Lo siguiente y sucesivo que en los días venideros ocuparon mi faena fue hacer fuego. Es complicado hacerlo sin pedernal ni utensilio al uso; mas la suerte acudió a mi persona y busqué entre mis ropas las lentes que de normal utilizaba para ver las Cartas y leer los mapas marinos. Encontrelas por fortuna sin hacer añicos, enteras y verdaderas, en la misma forma y estado que cuando se las compré a un doctor judío en Toledo. Sabíame el proceso siguiente y sin dudar hice nicho y nido de hojarasca seca y orienté la lente hacia el sol concentrando el rayo al centro de las hojas secas. Así nace el milagro que nos da de comer y que produce alegría tal en el alma y reconforta de tal modo que cuando apareció la llama muchos y poderosos gritos di. El mismísimo Don Quijote de la Mancha no hizo tantas locuras en toda su ejemplar y verdadera historia como hizo Filiberto aquella mañana.

Asentado y procurado de peces y cocos y cangrejos marinos, pensé que lo primero y primordial pasado el buscar el necesario sustento era tomar posesión de la ínsula para la Corona de Castilla y nuestro Rey Don Carlos y someterla a la jurisdicción y doctrina de la Iglesia.

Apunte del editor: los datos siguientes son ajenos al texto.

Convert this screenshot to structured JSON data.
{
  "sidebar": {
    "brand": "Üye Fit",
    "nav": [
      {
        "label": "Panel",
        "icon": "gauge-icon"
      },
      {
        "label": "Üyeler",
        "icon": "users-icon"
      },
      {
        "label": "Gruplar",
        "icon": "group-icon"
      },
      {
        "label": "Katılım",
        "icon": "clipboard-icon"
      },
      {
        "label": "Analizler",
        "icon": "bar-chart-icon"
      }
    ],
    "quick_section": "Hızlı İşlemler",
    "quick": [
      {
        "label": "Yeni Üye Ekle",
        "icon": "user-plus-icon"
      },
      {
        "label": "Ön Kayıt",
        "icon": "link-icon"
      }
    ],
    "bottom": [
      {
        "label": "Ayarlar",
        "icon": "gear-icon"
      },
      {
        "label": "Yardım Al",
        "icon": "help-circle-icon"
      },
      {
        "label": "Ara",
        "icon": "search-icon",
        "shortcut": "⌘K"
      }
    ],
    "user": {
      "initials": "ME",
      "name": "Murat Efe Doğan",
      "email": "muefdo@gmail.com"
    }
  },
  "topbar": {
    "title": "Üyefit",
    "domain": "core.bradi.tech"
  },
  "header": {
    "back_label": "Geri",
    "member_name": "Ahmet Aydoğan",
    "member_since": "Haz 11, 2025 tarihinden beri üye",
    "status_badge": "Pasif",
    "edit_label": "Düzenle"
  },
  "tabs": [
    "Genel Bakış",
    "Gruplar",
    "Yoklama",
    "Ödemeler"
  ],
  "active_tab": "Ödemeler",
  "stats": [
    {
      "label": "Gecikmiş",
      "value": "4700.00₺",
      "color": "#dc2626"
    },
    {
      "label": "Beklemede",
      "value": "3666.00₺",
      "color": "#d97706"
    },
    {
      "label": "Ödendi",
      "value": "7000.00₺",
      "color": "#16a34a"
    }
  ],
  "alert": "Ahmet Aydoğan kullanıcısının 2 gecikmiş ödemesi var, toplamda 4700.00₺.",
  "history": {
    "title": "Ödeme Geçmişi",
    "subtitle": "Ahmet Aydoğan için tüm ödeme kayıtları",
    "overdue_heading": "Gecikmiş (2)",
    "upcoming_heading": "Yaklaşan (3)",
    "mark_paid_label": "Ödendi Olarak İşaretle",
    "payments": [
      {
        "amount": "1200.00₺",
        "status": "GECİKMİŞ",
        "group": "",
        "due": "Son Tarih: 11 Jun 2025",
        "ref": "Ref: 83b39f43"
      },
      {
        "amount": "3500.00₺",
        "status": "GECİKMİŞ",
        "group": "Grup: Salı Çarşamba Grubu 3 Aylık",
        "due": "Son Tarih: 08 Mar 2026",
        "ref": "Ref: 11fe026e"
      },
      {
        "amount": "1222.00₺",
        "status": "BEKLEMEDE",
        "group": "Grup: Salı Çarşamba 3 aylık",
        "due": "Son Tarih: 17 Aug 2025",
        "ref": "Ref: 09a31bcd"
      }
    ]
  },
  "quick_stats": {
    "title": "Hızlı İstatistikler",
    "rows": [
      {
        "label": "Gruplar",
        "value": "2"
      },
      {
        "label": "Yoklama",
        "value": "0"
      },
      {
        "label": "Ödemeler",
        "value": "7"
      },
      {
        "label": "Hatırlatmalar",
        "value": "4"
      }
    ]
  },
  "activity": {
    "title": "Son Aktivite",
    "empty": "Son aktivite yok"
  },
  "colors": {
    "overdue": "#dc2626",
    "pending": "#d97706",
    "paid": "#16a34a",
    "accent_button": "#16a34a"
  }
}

Así determiné que a la próxima salida del sol se efectuarían los trámites necesarios para ello.

Recuperé las vestiduras de capitán y confeccioneme una Cruz con dos ramas; a modo de bandera e insignia dispuse de una calza de un pie ya que no disponía de otro ropaje que me sobrara. Así aderezado y vestido y muy serio me dispuse y con gran reverencia hundí la Cruz en la arena y de rodillas y a viva voz dije «Tomo posesión de estas tierras para la Corona de Castilla y nuestra Santa Madre Iglesia y se la dono y ofrezco a nuestro Rey Carlos y como ha sido Filiberto Minguilla su descubridor la bautizo y nomino con el nombre de Ínsula Minguilla»; dicho lo cual di por terminado y acabado tan fructífero y breve proceso.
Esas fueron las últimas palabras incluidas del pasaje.